La compassion s’exprime comme une attitude ouverte, bienveillante et chaleureuse qui se développe lorsque l’on cesse d’être égoïstement obnubilé par soi-même. Habituellement, on aurait tendance à dire que le contraire de la compassion ou de l’amour est la haine, ce qui est vrai d’une certaine façon, mais ici le contraire de l’amour est l’égocentrisme. En effet, la compassion est fondamentalement l’attitude du cœur-esprit capable de dépasser ses préoccupations individuelles et son intérêt égoïstement personnel.

L’attitude compatissante donne la capacité de faire l’échange de soi pour autrui

L’attitude compatissante conduit à reconnaître la réalité de l’autre, à reconnaître l’autre comme important, vraiment important, et digne de toute notre considération. Celui-ci devient aussi important que nous et même finalement plus important que nous. La compassion est l’état d’esprit dans lequel on devient capable de faire ce que l’on appelle « l’échange de soi pour autrui », ce qui signifie d’abord l’aptitude à se mettre à la place de l’autre.
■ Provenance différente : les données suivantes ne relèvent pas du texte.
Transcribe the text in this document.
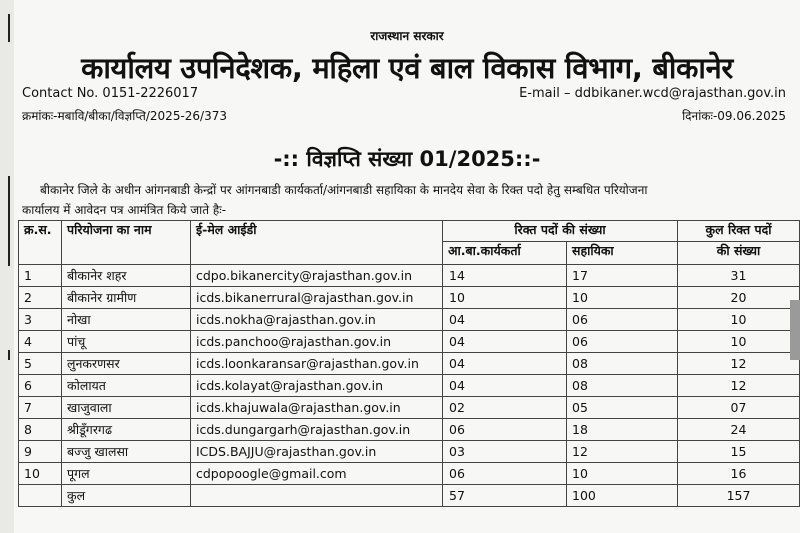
राजस्थान सरकार
कार्यालय उपनिदेशक, महिला एवं बाल विकास विभाग, बीकानेर
Contact No. 0151-2226017	E-mail – ddbikaner.wcd@rajasthan.gov.in
क्रमांकः-मबावि/बीका/विज्ञप्ति/2025-26/373	दिनांकः-09.06.2025
-:: विज्ञप्ति संख्या 01/2025::-
बीकानेर जिले के अधीन आंगनबाडी केन्द्रों पर आंगनबाडी कार्यकर्ता/आंगनबाडी सहायिका के मानदेय सेवा के रिक्त पदो हेतु सम्बधित परियोजना
कार्यालय में आवेदन पत्र आमंत्रित किये जाते हैः-
क्र.स.	परियोजना का नाम	ई-मेल आईडी	रिक्त पदों की संख्या		कुल रिक्त पदों
			आ.बा.कार्यकर्ता	सहायिका	की संख्या
1	बीकानेर शहर	cdpo.bikanercity@rajasthan.gov.in	14	17	31
2	बीकानेर ग्रामीण	icds.bikanerrural@rajasthan.gov.in	10	10	20
3	नोखा	icds.nokha@rajasthan.gov.in	04	06	10
4	पांचू	icds.panchoo@rajasthan.gov.in	04	06	10
5	लुनकरणसर	icds.loonkaransar@rajasthan.gov.in	04	08	12
6	कोलायत	icds.kolayat@rajasthan.gov.in	04	08	12
7	खाजुवाला	icds.khajuwala@rajasthan.gov.in	02	05	07
8	श्रीडूँगरगढ	icds.dungargarh@rajasthan.gov.in	06	18	24
9	बज्जु खालसा	ICDS.BAJJU@rajasthan.gov.in	03	12	15
10	पूगल	cdpopoogle@gmail.com	06	10	16
	कुल		57	100	157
Il faut initialement être capable de percevoir le point de vue de l’autre, pouvoir se mettre à sa place : il s’agit de ne pas vivre la situation uniquement de notre point de vue, dans notre perspective, c’est-à-dire en fait au travers de nos projections. Il est d’abord indispensable de comprendre la perspective, les raisons et les motivations de l’autre. Néanmoins, lorsque l’on parle de l’échange de soi pour autrui, cela signifie aussi quelque chose de beaucoup plus vaste et profond, car c’est profondément la capacité à renverser l’attitude égocentrée, à échanger les prérogatives du moi, mes prérogatives, pour celles de l’autre. Habituellement je me vis « moi », comme le centre du monde, et mon activité tend à se déployer pour me gratifier et me sécuriser. Tout est vécu d’une manière égocentrée et égoïste : « moi » d’abord et « les autres » ensuite.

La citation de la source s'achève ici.